Each technology offers advantages and disadvantages for business or industrial applications. With AR you remain in your physical reality while engaging with digital 3D projections; VR immerses you in another reality that may often be more suitable for certain applications, such as specific training purposes.

From gaming and fashion…

As already mentioned, gaming fuelled most of the early ideas concerning the potential of the metaverse concept while its growth as an industry (outstripping film and music) has whetted commercial appetites:

  • Roblox recorded more than 58 million daily active users in 2022
  • Fortnite surpassed 20 million users in 2020 and generated more than $9 billion in sales between 2018 and 2019
  • Minecraft has 170 million active users
  • Meta (previously Facebook) continues to spend at least $10 billion a year on developing its concept of the metaverse.

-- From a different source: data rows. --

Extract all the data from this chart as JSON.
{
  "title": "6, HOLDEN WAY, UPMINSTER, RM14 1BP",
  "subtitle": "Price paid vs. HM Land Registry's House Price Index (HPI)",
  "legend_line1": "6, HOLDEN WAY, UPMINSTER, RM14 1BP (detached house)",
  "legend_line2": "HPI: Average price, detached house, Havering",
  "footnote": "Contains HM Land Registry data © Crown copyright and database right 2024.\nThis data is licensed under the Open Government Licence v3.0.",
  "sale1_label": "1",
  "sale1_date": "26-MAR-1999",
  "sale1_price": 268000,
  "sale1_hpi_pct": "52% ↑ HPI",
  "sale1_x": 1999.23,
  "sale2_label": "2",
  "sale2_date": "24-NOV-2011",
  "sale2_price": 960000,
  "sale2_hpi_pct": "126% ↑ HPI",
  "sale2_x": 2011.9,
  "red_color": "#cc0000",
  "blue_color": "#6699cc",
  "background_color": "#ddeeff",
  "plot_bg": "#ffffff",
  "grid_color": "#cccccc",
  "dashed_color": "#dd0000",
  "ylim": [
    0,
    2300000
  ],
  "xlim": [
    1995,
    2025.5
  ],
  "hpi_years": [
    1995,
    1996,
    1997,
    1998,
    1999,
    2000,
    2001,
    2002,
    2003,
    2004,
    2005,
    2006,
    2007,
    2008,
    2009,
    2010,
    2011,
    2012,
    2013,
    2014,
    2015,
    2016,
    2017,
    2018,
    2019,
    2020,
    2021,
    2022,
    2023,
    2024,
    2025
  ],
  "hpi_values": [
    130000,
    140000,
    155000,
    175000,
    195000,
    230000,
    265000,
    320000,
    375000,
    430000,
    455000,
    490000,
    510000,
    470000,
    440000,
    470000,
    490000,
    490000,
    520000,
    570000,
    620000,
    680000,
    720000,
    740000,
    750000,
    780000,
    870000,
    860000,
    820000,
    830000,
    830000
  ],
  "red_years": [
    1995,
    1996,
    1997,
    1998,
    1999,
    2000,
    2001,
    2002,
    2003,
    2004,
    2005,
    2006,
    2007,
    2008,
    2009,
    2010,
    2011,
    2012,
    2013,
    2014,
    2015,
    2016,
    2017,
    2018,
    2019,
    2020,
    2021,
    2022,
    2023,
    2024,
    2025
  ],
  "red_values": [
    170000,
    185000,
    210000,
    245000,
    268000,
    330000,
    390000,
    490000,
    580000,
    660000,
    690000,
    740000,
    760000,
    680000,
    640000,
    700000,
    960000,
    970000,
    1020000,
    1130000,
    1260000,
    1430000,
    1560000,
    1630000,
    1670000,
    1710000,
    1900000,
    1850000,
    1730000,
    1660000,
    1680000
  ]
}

Fashion is also driving innovation in the virtual space. Likely originating from the success of the sale of “skins” in gaming platforms to allow gamers to personalize their avatars, the fashion world has keenly adopted the virtual space, using it to host fashion shows and launch both real and virtual collections.
Blockchain technology enabled the creation of NFTs, or non-fungible tokens, which certify the authenticity and ownership of digital assets. Combined with cyber currencies, this paved the way for the monetization of virtual creations and the ability to trade them.

…to the business world!

Some experts believe that part of the urgency behind the evangelization of the metaverse is that technology companies urgently require new ways to generate revenue as the markets for smartphones, PC technologies, and software apps have become saturated.
It must be said, however, that some sectors are discovering concrete uses for certain aspects of the metaverse. Simulation engineers are finding it useful for modelling technological product enhancements and improvements in simulated realities to better observe and interpret design changes and their consequences. Manufacturers find virtual reality constructs useful for training operators in the use of new machinery without wasting production runs.

Faced with increasing levels of geopolitical risk and complexity and their multiple potential consequences, CEOs and CFOs are having to prepare for a wider variety of potential scenarios to safeguard the security and success of their companies by foreseeing and mitigating against both supply-side and demand-related risks. Metaverse-inspired simulation environments enhanced with data-based artificial intelligence can allow them to explore all potential what-if scenarios in more realistic and comprehensive ways.

Future possibilities for the financial world

Large organizations are already investing significantly in the financial industry of the future, and there is already mention of a financial metaverse.
As we have suggested, there are possibilities for CFOs and accounting departments to exploit aspects of the metaverse for forecasting, risk analysis, and training and skills development.
Another area is the use of metaverse-inspired simulations to explore all the potential cyber security risks that could emerge as a result of the implementation of new technologies.
It could be used to allow the finance department to collaborate with other departments, such as sales and marketing, to create engaging and interactive 3D financial models and simulations to enable more informed decision making.
Metaverse-type digital representations of an organization’s financial data, such as balance sheets, income statements, and cash flows could be used to provide CFOs and accounting departments with a 3D view of their financial KPIs and allow them to interact with their business analytics for business development and strategizing, enabling them to explore the organization’s performance and better prepare for possible opportunities and potential risks.